Her own betrothed, the Dauphin François, was not yet five and having been rather sickly since birth was much smaller and frailer than the Queen of Scots, but their friendship seemed to be forged immediately. Montmorency, the Constable of France, writing to Mary’s mother reported, ‘I will assure you that the Dauphin pays her little attentions, and is enamoured of her, from which it is easy to judge that God gave them birth the one for the other.’

(#litres_trial_promo) François’s sister Elizabeth, just three and a half years old, was to become a real friend and as close as a sister to Mary. Claude, another sister, was just a baby, while Catherine de Medici was pregnant again with her fourth child, due the following February. Mary was entering a nursery full of much-doted-on children, to whom Catherine was to add another seven, her last pregnancy in 1556 producing twin girls, who died almost immediately.
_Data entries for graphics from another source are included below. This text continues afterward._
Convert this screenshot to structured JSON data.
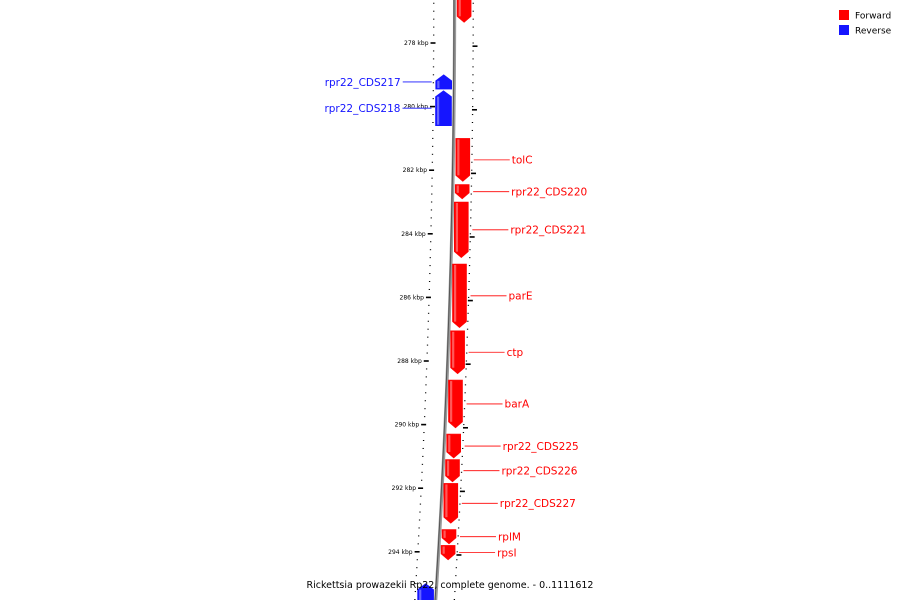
{
  "caption": "Rickettsia prowazekii Rp22, complete genome. - 0..1111612",
  "colors": {
    "forward": "#ff0000",
    "reverse": "#1515ff",
    "backbone": "#808080"
  },
  "legend": [
    {
      "label": "Forward",
      "color": "#ff0000"
    },
    {
      "label": "Reverse",
      "color": "#1515ff"
    }
  ],
  "ticks": [
    {
      "kbp": 278,
      "label": "278 kbp"
    },
    {
      "kbp": 280,
      "label": "280 kbp"
    },
    {
      "kbp": 282,
      "label": "282 kbp"
    },
    {
      "kbp": 284,
      "label": "284 kbp"
    },
    {
      "kbp": 286,
      "label": "286 kbp"
    },
    {
      "kbp": 288,
      "label": "288 kbp"
    },
    {
      "kbp": 290,
      "label": "290 kbp"
    },
    {
      "kbp": 292,
      "label": "292 kbp"
    },
    {
      "kbp": 294,
      "label": "294 kbp"
    }
  ],
  "features": [
    {
      "name": "",
      "strand": "forward",
      "start": 276.55,
      "end": 277.35
    },
    {
      "name": "rpr22_CDS217",
      "strand": "reverse",
      "start": 279.0,
      "end": 279.45
    },
    {
      "name": "rpr22_CDS218",
      "strand": "reverse",
      "start": 279.5,
      "end": 280.6
    },
    {
      "name": "tolC",
      "strand": "forward",
      "start": 281.0,
      "end": 282.35
    },
    {
      "name": "rpr22_CDS220",
      "strand": "forward",
      "start": 282.45,
      "end": 282.9
    },
    {
      "name": "rpr22_CDS221",
      "strand": "forward",
      "start": 283.0,
      "end": 284.75
    },
    {
      "name": "parE",
      "strand": "forward",
      "start": 284.95,
      "end": 286.95
    },
    {
      "name": "ctp",
      "strand": "forward",
      "start": 287.05,
      "end": 288.4
    },
    {
      "name": "barA",
      "strand": "forward",
      "start": 288.6,
      "end": 290.1
    },
    {
      "name": "rpr22_CDS225",
      "strand": "forward",
      "start": 290.3,
      "end": 291.05
    },
    {
      "name": "rpr22_CDS226",
      "strand": "forward",
      "start": 291.1,
      "end": 291.8
    },
    {
      "name": "rpr22_CDS227",
      "strand": "forward",
      "start": 291.85,
      "end": 293.1
    },
    {
      "name": "rplM",
      "strand": "forward",
      "start": 293.3,
      "end": 293.75
    },
    {
      "name": "rpsI",
      "strand": "forward",
      "start": 293.8,
      "end": 294.25
    },
    {
      "name": "",
      "strand": "reverse",
      "start": 295.0,
      "end": 295.6
    }
  ]
}
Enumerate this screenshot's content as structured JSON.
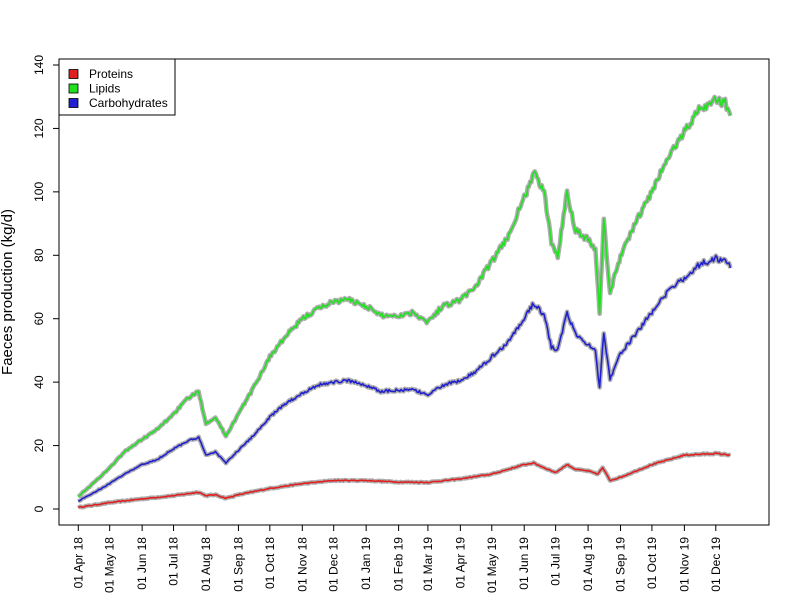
{
  "chart_data": {
    "type": "line",
    "title": "",
    "xlabel": "",
    "ylabel": "Faeces production (kg/d)",
    "ylim": [
      0,
      140
    ],
    "yticks": [
      0,
      20,
      40,
      60,
      80,
      100,
      120,
      140
    ],
    "xlim": [
      "2018-03-26",
      "2019-12-27"
    ],
    "xticks": [
      "01 Apr 18",
      "01 May 18",
      "01 Jun 18",
      "01 Jul 18",
      "01 Aug 18",
      "01 Sep 18",
      "01 Oct 18",
      "01 Nov 18",
      "01 Dec 18",
      "01 Jan 19",
      "01 Feb 19",
      "01 Mar 19",
      "01 Apr 19",
      "01 May 19",
      "01 Jun 19",
      "01 Jul 19",
      "01 Aug 19",
      "01 Sep 19",
      "01 Oct 19",
      "01 Nov 19",
      "01 Dec 19"
    ],
    "xtick_dates": [
      "2018-04-01",
      "2018-05-01",
      "2018-06-01",
      "2018-07-01",
      "2018-08-01",
      "2018-09-01",
      "2018-10-01",
      "2018-11-01",
      "2018-12-01",
      "2019-01-01",
      "2019-02-01",
      "2019-03-01",
      "2019-04-01",
      "2019-05-01",
      "2019-06-01",
      "2019-07-01",
      "2019-08-01",
      "2019-09-01",
      "2019-10-01",
      "2019-11-01",
      "2019-12-01"
    ],
    "legend_position": "top-left",
    "band_color": "#a0a0a0",
    "series": [
      {
        "name": "Proteins",
        "color": "#e02020",
        "points": [
          [
            "2018-04-01",
            0.5
          ],
          [
            "2018-05-01",
            2
          ],
          [
            "2018-06-01",
            3.2
          ],
          [
            "2018-07-01",
            4.2
          ],
          [
            "2018-07-25",
            5.3
          ],
          [
            "2018-08-01",
            4.2
          ],
          [
            "2018-08-10",
            4.5
          ],
          [
            "2018-08-20",
            3.4
          ],
          [
            "2018-09-01",
            4.5
          ],
          [
            "2018-10-01",
            6.5
          ],
          [
            "2018-11-01",
            8
          ],
          [
            "2018-12-01",
            9
          ],
          [
            "2019-01-01",
            9
          ],
          [
            "2019-02-01",
            8.5
          ],
          [
            "2019-03-01",
            8.4
          ],
          [
            "2019-04-01",
            9.5
          ],
          [
            "2019-05-01",
            11
          ],
          [
            "2019-06-01",
            14
          ],
          [
            "2019-06-10",
            14.5
          ],
          [
            "2019-06-20",
            13
          ],
          [
            "2019-07-01",
            11.5
          ],
          [
            "2019-07-12",
            14
          ],
          [
            "2019-07-20",
            12.5
          ],
          [
            "2019-08-01",
            12
          ],
          [
            "2019-08-10",
            11
          ],
          [
            "2019-08-15",
            13
          ],
          [
            "2019-08-22",
            9
          ],
          [
            "2019-09-01",
            10
          ],
          [
            "2019-10-01",
            14
          ],
          [
            "2019-11-01",
            17
          ],
          [
            "2019-12-01",
            17.5
          ],
          [
            "2019-12-15",
            17
          ]
        ]
      },
      {
        "name": "Lipids",
        "color": "#20e020",
        "points": [
          [
            "2018-04-01",
            4
          ],
          [
            "2018-04-15",
            8
          ],
          [
            "2018-05-01",
            13
          ],
          [
            "2018-05-15",
            18
          ],
          [
            "2018-06-01",
            22
          ],
          [
            "2018-06-15",
            25
          ],
          [
            "2018-07-01",
            30
          ],
          [
            "2018-07-15",
            35
          ],
          [
            "2018-07-25",
            37
          ],
          [
            "2018-08-01",
            27
          ],
          [
            "2018-08-10",
            29
          ],
          [
            "2018-08-20",
            23
          ],
          [
            "2018-09-01",
            30
          ],
          [
            "2018-09-15",
            38
          ],
          [
            "2018-10-01",
            48
          ],
          [
            "2018-10-15",
            54
          ],
          [
            "2018-11-01",
            60
          ],
          [
            "2018-11-15",
            63
          ],
          [
            "2018-12-01",
            65.5
          ],
          [
            "2018-12-15",
            66
          ],
          [
            "2019-01-01",
            64
          ],
          [
            "2019-01-15",
            61
          ],
          [
            "2019-02-01",
            61
          ],
          [
            "2019-02-15",
            62
          ],
          [
            "2019-03-01",
            59
          ],
          [
            "2019-03-15",
            64
          ],
          [
            "2019-04-01",
            66
          ],
          [
            "2019-04-15",
            70
          ],
          [
            "2019-05-01",
            78
          ],
          [
            "2019-05-15",
            85
          ],
          [
            "2019-06-01",
            98
          ],
          [
            "2019-06-10",
            106
          ],
          [
            "2019-06-20",
            100
          ],
          [
            "2019-06-27",
            84
          ],
          [
            "2019-07-03",
            80
          ],
          [
            "2019-07-12",
            100
          ],
          [
            "2019-07-20",
            88
          ],
          [
            "2019-08-01",
            85
          ],
          [
            "2019-08-08",
            82
          ],
          [
            "2019-08-12",
            62
          ],
          [
            "2019-08-16",
            91
          ],
          [
            "2019-08-22",
            68
          ],
          [
            "2019-09-01",
            80
          ],
          [
            "2019-09-15",
            90
          ],
          [
            "2019-10-01",
            100
          ],
          [
            "2019-10-15",
            110
          ],
          [
            "2019-11-01",
            119
          ],
          [
            "2019-11-15",
            126
          ],
          [
            "2019-12-01",
            129
          ],
          [
            "2019-12-10",
            128
          ],
          [
            "2019-12-15",
            124
          ]
        ]
      },
      {
        "name": "Carbohydrates",
        "color": "#2020d0",
        "points": [
          [
            "2018-04-01",
            2.5
          ],
          [
            "2018-04-15",
            5
          ],
          [
            "2018-05-01",
            8
          ],
          [
            "2018-05-15",
            11
          ],
          [
            "2018-06-01",
            14
          ],
          [
            "2018-06-15",
            15.5
          ],
          [
            "2018-07-01",
            19
          ],
          [
            "2018-07-15",
            21.5
          ],
          [
            "2018-07-25",
            22.5
          ],
          [
            "2018-08-01",
            17
          ],
          [
            "2018-08-10",
            18
          ],
          [
            "2018-08-20",
            14.5
          ],
          [
            "2018-09-01",
            18.5
          ],
          [
            "2018-09-15",
            23
          ],
          [
            "2018-10-01",
            29
          ],
          [
            "2018-10-15",
            33
          ],
          [
            "2018-11-01",
            36.5
          ],
          [
            "2018-11-15",
            39
          ],
          [
            "2018-12-01",
            40
          ],
          [
            "2018-12-15",
            40.5
          ],
          [
            "2019-01-01",
            39
          ],
          [
            "2019-01-15",
            37
          ],
          [
            "2019-02-01",
            37.5
          ],
          [
            "2019-02-15",
            37.5
          ],
          [
            "2019-03-01",
            36
          ],
          [
            "2019-03-15",
            39
          ],
          [
            "2019-04-01",
            40.5
          ],
          [
            "2019-04-15",
            43
          ],
          [
            "2019-05-01",
            48
          ],
          [
            "2019-05-15",
            52
          ],
          [
            "2019-06-01",
            60
          ],
          [
            "2019-06-10",
            65
          ],
          [
            "2019-06-20",
            61
          ],
          [
            "2019-06-27",
            51
          ],
          [
            "2019-07-03",
            50
          ],
          [
            "2019-07-12",
            62
          ],
          [
            "2019-07-20",
            55
          ],
          [
            "2019-08-01",
            52
          ],
          [
            "2019-08-08",
            50
          ],
          [
            "2019-08-12",
            38
          ],
          [
            "2019-08-16",
            56
          ],
          [
            "2019-08-22",
            41
          ],
          [
            "2019-09-01",
            49
          ],
          [
            "2019-09-15",
            55
          ],
          [
            "2019-10-01",
            62
          ],
          [
            "2019-10-15",
            68
          ],
          [
            "2019-11-01",
            73
          ],
          [
            "2019-11-15",
            77
          ],
          [
            "2019-12-01",
            79
          ],
          [
            "2019-12-10",
            78.5
          ],
          [
            "2019-12-15",
            76
          ]
        ]
      }
    ]
  }
}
Given Catherine’s unhappy decade of childlessness and the rigours she had gone through in attempting to conceive, these children were not just precious, semi-miraculous creatures, they were immutable proof to her enemies of her own fitness to be queen. No minutia of their health and wellbeing was too trivial for her concern. They were fussed over and indulged, the darlings of their parents and the court. Due to this odd conjugation of circumstance, Mary was introduced into, what was for the time, an unusually child-centred world, in which she was the star. Even the king, the most important personage in the land, was interested in meeting this five-year-old. He congratulated the Duc de Guise on his niece and said how much he was looking forward to seeing her: ‘no one comes from her who does not praise her as a marvel’.